37 State ex rel. Oklahoma Bar Ass'n v. Bolton, 1995 OK 98, ¶12, 904 P.2d 597; State ex rel. Oklahoma Bar Association v. Donnelly, 1992 OK 164, ¶11, 848 P.2d 543; State ex rel. Oklahoma Bar Ass'n v. Hall, 1977 OK 117, ¶12, 567 P.2d 975.
38 State ex rel. Oklahoma Bar Ass'n v. Patterson, 2001 OK 51, ¶29, 28 P.3d 551; State ex rel. Oklahoma Bar Ass'n v. Eakin, 1995 OK 106, ¶0, 917 P.2d 644; State ex rel. Oklahoma Bar Ass'n v. Bolton, see note 37 at ¶16, supra.
WATT, J., dissenting:
¶1 The majority attempts to make Layton's lack of candor with the court everyone's fault except that of the respondent, the one and only individual who had control over what came out of her mouth. Furthermore, it imposes upon the trial court an unwarranted measure of blame.
¶2 At all times concerning the charges of misconduct respondent, an assistant district attorney, was not only an officer of the court but was the representative and the face of the Sovereign State of Oklahoma in prosecuting this case. According to Layton's profile, she served in this position for some eight (8) years. It is difficult to believe that, as an experienced prosecuting attorney, the chaos in the courthouse the day she encountered her witness was much different than any contested criminal proceeding in which she had participated. It is common knowledge that our County Courthouses are, for the most part, completely inadequate and provide little opportunity for "quiet conversations" with anyone. Most often, attorneys are forced to conduct such interviews in hushed tones and in crowded hallways filled with other parties and their attorneys attempting to do the same.
¶3 When directly asked by the trial judge if she had spoken to her witness, Antral Miller, prior to trial, she lied to the court in answering his question - "NO."!
¶4 In response to the charges brought against the respondent, she wants this court to believe that she was confused by the trial court's question; that she did not intend to mislead the court; and that her answer produced no harm and, therefore, no foul.
¶5 The record reflects that respondent had at least two other opportunities to proffer the correct and truthful answer (that she had, in fact, talked to Mr. Miller). Once during Mr. Miller's testimony at trial, and also during a meeting in the judge's chambers with and in the presence of the judge and opposing counsel. Yet, respondent continued to perpetuate her original lie to the court.

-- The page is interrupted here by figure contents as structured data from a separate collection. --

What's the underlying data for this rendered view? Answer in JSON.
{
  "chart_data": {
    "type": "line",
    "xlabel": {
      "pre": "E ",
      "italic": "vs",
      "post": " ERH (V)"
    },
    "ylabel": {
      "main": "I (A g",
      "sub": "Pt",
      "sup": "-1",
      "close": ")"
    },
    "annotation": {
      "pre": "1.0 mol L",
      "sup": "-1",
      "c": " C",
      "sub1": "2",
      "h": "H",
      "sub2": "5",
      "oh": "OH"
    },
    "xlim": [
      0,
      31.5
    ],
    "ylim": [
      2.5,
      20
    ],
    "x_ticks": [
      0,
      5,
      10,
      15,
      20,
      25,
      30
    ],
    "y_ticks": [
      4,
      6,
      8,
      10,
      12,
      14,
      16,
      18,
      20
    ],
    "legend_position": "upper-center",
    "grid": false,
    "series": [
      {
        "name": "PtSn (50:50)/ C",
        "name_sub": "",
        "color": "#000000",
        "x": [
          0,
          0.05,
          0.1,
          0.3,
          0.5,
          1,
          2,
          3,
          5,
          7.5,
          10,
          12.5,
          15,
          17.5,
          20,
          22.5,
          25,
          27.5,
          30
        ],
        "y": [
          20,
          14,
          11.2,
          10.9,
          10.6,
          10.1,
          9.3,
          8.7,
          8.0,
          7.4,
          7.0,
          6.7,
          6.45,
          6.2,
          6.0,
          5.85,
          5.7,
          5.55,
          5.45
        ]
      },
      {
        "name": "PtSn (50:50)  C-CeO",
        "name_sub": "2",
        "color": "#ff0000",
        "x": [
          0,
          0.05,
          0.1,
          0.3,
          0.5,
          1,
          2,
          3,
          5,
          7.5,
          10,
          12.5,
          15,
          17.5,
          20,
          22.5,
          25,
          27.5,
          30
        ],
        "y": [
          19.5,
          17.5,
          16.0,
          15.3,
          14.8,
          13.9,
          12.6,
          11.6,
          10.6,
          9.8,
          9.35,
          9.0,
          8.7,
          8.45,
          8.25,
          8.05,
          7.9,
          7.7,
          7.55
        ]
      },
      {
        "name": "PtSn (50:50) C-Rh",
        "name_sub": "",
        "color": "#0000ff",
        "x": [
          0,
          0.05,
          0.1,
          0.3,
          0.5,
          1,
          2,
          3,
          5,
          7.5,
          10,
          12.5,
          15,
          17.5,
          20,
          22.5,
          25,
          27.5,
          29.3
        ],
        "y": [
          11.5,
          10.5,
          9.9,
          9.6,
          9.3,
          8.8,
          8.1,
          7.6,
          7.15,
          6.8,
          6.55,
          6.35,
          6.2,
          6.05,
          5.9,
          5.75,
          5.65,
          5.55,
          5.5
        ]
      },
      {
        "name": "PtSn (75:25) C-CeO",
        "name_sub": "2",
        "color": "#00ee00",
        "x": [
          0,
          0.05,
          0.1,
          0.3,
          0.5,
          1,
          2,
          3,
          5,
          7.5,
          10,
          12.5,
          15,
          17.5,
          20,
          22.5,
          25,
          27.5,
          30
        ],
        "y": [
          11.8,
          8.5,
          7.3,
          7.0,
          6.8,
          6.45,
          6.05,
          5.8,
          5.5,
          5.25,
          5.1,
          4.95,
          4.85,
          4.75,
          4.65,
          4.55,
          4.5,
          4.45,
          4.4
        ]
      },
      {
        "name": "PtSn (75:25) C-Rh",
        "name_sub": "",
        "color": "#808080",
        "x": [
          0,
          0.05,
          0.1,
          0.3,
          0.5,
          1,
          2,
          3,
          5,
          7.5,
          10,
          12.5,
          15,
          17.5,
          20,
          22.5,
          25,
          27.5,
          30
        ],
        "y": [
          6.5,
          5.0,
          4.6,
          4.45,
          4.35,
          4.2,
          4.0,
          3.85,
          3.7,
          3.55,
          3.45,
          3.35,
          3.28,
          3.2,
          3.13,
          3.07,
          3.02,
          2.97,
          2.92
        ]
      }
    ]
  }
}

¶6 I agree that there was no excuse for some of the actions of the opposing counsel in this cause. Nevertheless, I cannot condone the majority's shifting any modicum of the blame for error onto the trial court bench. The Oklahoma Court of Criminal Appeals has made it clear that in serious criminal cases, the "better practice" is to transcribe all proceedings, both those in chambers and at the bench. Nevertheless, the failure to do so is not considered "fundamental error" by the Criminal Court especially where, as here, the criminal defendants were acquitted.1 Furthermore, in cases on review before that honorable tribunal, it is expected that defense counsel will protect the rights of their clients by objecting to off-the-record proceedings.2 The objection was not proffered in this cause, leaving the trial court without the opportunity to rule on the same.
¶7 As a former prosecutor, criminal defense lawyer, and trial court judge, it has been and is my continuing opinion that the one unforgivable sin of any attorney/officer of the court is - "TO LIE TO THE COURT.".
¶8 The majority acknowledges that '[t]he record is clear that Layton was not clearly candid to the trial court that she spoke with Miller before his testimony, or what was discussed.' Nevertheless, it adopts the respondent's sugarcoated version of this transgression and the majority opinion signs off by dismissing the charges against her. Accordingly, I would impose costs against this respondent and further impose a lengthy period of suspension based upon the facts before us and for that reason I respectfully dissent.
1 See, Childress, v. State of Oklahoma, 2000 OK CR 10, ¶33, 1 P.3d 1006.
2 See, Wackerly v. State of Oklahoma, 2000 OK CR 15, ¶8, 12 P.3d 1.